Scientists might have stumbled upon an unexpected way to solve pollution from plastics. A caterpillar bred to be fishing bait is apparently able to biodegrade polyethylene - a commonly used plastic found in shopping bags. With people using around a trillion plastic bags every year, and with up to 40% of them ending up in landfills, this could be a very significant discovery.
The wax worm caterpillar that eats plastic is the larvae of the common insect Galleria mellonella, aka greater wax moth.
The team working on the study, published in the journal Current Biology,included Federica Bertocchini from the Spanish Institute of Biomedicine and Biotechnology of Cantabria, and biochemists Paolo Bombelli and Christopher Howe from the University of Cambridge in the UK.
The discovery was made by sheer chance when Bertocchini, who is an amateur beekeeper, removed the worms living in a beehive as parasites - a common problem across Europe. She collected them in a plastic bag and soon noticed holes throughout the bag. The worms ate their way out!
This prompted a timed experiment by her team, who placed about a hundred such worms in a plastic bag from a UK supermarket. They realized that the holes started to materialize just after 40 minutes, continuing to develop at a very fast rate compared to other attempts to biodegrade plastics. The worms reduced the plastic mass by 92 mg in 12 hours, in contrast to the rate of 0.13 mg per day maintained by bacteria, recently utilized in a similar effort.
Here's a video of the worms in action:
After digesting the plastic, the worms left behind ethylene glycol, the key ingredient in antifreeze.
Plastic is hard to break down, taking from 100 to 400 years to degrade naturally, and has been blamed for adversely affecting the environment. The scientists propose that digesting beeswax requires the worms to break down chemical bonds in a process similar to breaking down polyethylene.
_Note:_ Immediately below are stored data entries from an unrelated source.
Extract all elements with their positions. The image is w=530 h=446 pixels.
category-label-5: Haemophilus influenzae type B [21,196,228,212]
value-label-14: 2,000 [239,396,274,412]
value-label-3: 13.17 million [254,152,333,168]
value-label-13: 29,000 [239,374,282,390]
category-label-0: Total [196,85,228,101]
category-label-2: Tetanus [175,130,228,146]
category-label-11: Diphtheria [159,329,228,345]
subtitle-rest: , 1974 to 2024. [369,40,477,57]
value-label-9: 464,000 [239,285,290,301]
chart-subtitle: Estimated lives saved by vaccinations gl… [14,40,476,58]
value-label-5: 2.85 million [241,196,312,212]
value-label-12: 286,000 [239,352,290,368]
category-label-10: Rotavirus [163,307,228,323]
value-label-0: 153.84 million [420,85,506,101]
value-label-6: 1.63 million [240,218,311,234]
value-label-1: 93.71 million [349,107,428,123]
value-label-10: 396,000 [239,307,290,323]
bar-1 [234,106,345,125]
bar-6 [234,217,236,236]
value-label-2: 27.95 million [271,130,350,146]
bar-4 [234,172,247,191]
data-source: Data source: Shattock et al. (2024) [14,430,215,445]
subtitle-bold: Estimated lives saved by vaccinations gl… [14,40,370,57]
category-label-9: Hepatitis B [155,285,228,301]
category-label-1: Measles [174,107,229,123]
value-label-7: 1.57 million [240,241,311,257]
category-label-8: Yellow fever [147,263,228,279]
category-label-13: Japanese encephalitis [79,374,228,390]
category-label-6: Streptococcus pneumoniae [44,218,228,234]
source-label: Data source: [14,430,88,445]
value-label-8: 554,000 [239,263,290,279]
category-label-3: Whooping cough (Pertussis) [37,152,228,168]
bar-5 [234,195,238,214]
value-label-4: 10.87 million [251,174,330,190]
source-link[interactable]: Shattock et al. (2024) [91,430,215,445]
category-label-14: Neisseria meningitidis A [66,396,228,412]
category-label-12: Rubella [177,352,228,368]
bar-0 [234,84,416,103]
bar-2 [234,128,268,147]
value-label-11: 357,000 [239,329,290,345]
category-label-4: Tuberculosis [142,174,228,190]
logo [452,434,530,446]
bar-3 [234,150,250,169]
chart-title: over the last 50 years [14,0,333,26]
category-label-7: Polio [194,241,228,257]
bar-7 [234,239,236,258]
"The caterpillars are not just eating the plastic without modifying its chemical make-up. We showed that the polymer chains in polyethylene plastic are actually broken by the wax worms,“ said the study’s first author Paolo Bombelli. "The caterpillar produces something that breaks the chemical bond, perhaps in its salivary glands or a symbiotic bacteria in its gut. The next steps for us will be to try and identify the molecular processes in this reaction and see if we can isolate the enzyme responsible," he added.
If the scientists can isolate the enzyme used by the worms to break down plastic, they will look to turn their findings into an industrial-scale solution for polyethylene waste.
"If a single enzyme is responsible for this chemical process, its reproduction on a large scale using biotechnological methods should be achievable,” said Bombelli. “This discovery could be an important tool for helping to get rid of the polyethylene plastic waste accumulated in landfill sites and oceans.”